Se ha hablado mucho estos días del incidente del batiscafo y sus turistas de las profundidades. Más allá de los injustos agravios comparativos entre unos sufrimientos y otros que el operativo ha desvelado, el caso nos habla de un futuro que ya vivimos.

Se dice que por milenios los humanos vivieron sin alejarse más allá de unos kilómetros del lugar en que nacieron y que durante la mayor parte de la historia no se separaron de sus grupos y redes. El pasado está tan lleno de excepciones a esta regla que dudamos que pueda considerársela como tal. Estas excepciones no solo explican la historia, sino que nos muestran quiénes somos. Cuando Frodo y su valiente Sam salen de la comarca llegan a unas huertas vecinas y se paran un momento para sentir ese momento en que dar un paso significa el comienzo de lo desconocido y su aventura.

El evento del batiscafo nos habla de otras cosas. No es un turismo de la aventura, puesto que la aventura es el desafío de nuestros límites, es prepararnos, probarnos y medirnos, es reconocernos con sorpresa en cada reacción ante lo nuevo, es aprender de las decisiones que libremente en cada momento tomamos o no tomamos, como cuando el viejo caballero deja decidir a Rocinante pero no lo culpa porque dejar decidir fue decisión. Tampoco es un deporte de riesgo. Más bien sería la compra del riesgo y el alquiler de la aventura. Dijo el recientemente fallecido Nuccio Ordine que el saber no es un don, sino una laboriosa conquista, que con el dinero puede comprase casi cualquier cosa, pero no el conocimiento. Algo parecido cabe decirse de la aventura. El dinero puede comprar productos que prometen lo imposible, pero no el crecimiento de afrontarlo con tus propios seso, pies y manos. Phileas Fogg no subcontrató su reto. Era rico, pero sabía que más vale volver pasados los 80 días que comprar el éxito mentiroso. Por eso Verne nos contó su historia.

Este nuevo turismo de cheque largo, riesgo ancho, mérito escaso y aprendizaje nulo avanza por nuevas fronteras: la de las profundidades abisales del océano que se burlan todavía de nuestra pretensión de saberlo y controlarlo todo; o la del espacio, hasta ayer reservado a las expediciones públicas de unos pocos países y hoy en el mercado de las empresas de telecomunicaciones o en ese nuevo formato del viejo expo-vacaciones al que mi padre nos llevaba a mi hermano y a mí, que nos lanzábamos a la caza de pegatinas, posters y caramelos.
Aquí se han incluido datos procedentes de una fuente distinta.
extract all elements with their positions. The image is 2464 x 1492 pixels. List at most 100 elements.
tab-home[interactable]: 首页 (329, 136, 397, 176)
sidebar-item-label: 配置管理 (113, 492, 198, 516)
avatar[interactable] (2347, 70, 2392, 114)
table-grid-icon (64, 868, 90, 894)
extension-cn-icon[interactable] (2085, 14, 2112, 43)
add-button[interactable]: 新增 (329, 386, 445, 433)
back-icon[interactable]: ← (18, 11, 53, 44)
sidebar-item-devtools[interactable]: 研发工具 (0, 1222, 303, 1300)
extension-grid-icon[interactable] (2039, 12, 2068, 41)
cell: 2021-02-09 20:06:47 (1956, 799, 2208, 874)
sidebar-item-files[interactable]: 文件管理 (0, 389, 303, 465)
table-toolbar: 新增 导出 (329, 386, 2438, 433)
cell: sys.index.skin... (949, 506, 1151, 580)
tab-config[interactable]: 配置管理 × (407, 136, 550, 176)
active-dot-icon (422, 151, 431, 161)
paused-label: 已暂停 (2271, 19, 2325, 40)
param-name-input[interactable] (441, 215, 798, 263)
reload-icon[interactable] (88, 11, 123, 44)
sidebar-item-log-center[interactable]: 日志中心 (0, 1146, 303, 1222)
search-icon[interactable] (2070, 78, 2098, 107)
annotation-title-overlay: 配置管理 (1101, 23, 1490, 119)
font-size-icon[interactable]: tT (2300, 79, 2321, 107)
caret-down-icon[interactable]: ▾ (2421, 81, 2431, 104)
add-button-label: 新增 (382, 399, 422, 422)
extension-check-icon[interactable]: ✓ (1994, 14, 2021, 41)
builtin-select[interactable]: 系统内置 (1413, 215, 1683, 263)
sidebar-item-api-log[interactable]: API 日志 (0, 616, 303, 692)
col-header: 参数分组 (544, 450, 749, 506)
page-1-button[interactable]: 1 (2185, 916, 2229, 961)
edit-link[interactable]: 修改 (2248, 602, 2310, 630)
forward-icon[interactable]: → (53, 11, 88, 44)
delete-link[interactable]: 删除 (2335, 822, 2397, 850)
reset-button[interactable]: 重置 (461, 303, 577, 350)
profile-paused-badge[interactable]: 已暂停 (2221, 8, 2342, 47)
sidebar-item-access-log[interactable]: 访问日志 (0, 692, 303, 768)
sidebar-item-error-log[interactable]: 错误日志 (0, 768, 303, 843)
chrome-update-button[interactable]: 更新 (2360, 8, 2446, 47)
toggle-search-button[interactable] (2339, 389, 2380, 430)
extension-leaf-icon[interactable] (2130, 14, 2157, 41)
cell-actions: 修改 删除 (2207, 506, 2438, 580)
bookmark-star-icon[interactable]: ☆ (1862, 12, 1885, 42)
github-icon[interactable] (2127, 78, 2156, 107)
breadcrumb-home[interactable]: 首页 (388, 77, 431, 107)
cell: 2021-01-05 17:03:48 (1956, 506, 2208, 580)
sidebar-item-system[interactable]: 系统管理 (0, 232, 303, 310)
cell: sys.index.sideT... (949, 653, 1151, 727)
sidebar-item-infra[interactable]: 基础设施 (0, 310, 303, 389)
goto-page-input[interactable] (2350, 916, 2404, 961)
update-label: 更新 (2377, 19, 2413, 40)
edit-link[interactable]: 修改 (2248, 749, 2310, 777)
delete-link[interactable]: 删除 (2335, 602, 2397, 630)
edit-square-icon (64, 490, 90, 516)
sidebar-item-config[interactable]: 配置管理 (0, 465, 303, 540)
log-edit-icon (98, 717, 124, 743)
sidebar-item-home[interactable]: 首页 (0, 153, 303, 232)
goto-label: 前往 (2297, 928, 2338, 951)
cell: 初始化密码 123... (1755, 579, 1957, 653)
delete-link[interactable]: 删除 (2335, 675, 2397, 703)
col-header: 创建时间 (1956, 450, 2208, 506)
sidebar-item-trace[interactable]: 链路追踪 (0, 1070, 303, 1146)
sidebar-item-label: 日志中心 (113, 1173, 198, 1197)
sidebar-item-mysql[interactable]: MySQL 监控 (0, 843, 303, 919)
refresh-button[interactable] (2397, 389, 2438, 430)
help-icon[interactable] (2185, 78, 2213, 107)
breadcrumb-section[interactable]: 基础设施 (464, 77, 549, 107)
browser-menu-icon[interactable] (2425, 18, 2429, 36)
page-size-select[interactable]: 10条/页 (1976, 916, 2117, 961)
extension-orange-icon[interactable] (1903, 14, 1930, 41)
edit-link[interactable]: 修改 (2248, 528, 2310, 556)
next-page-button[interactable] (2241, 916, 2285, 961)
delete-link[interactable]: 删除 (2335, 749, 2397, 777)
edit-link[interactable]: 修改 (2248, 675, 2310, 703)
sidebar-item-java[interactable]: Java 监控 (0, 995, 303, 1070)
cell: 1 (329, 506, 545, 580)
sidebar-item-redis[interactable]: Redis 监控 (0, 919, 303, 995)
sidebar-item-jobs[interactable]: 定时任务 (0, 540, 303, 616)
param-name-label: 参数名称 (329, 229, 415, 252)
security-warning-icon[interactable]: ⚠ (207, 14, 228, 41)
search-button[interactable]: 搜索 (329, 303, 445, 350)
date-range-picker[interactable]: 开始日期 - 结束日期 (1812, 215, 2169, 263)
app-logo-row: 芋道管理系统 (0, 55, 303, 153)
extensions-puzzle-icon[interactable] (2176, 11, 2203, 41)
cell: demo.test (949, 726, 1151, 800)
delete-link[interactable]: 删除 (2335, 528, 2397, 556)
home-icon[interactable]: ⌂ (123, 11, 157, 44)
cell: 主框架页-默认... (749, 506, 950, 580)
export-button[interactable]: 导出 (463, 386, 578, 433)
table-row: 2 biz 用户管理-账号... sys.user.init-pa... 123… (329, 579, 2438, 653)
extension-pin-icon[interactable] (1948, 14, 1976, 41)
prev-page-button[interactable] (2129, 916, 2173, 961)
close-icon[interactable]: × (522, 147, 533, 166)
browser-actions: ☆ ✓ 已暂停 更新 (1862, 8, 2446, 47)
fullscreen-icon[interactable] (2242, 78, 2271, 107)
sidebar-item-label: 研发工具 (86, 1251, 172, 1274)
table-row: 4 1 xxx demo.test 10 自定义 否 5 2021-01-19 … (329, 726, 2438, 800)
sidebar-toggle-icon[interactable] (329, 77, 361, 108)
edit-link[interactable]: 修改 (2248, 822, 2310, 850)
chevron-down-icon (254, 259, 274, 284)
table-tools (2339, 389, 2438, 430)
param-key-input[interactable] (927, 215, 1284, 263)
Los polos, las profundidades de los océanos y el espacio eran lugares a los que el hombre no llegaba sino en ocasiones por su basura, pero cuya exploración y explotación avanza. No busque aquí nadie una crítica a la ambición humana por explorar y explotar, por la aventura y por el comercio: fueron esas ambiciones las que nos sacaron de la caverna y nos legaron el fuego, la rueda, la tortilla de patatas y la operación de apendicitis gracias a la cual les puedo escribir, lo cual es poco importante para ustedes pero mucho para mí. Tampoco temo la participación privada en todo ello, que yo sepa ni los que salieron de África por vez primera, ni quienes cruzaron a pie el estrecho de Bering helado ni, por poner, los vascos que montaron la primera instalación industrial de Norteamérica fueron con ninguna orden ministerial sellada bajo el brazo. Pero sí deberíamos gobernarnos mejor en estas nuevas carreras porque nuestros medios para hacer el bien y el mal son más poderosos y más rápidos: nos dan menos margen de error y nos obligan a anticiparnos más. El derecho del mar se desarrolló en el siglo XX porque las oportunidades y riesgos del mar no eran ya los de los corsarios berberiscos o los del capitán Mundaca en el Caribe.

En plena guerra fría fue posible avanzar en el derecho del mar, el derecho del espacio y el derecho de la Antártida. Hoy todo parece más difícil. Quizá porque lo sea. O quizá porque nos hemos acostumbrado a que el valor, la belleza, la virtud o la aventura del aprendizaje y el conocimiento se pueden comprar o subcontratar.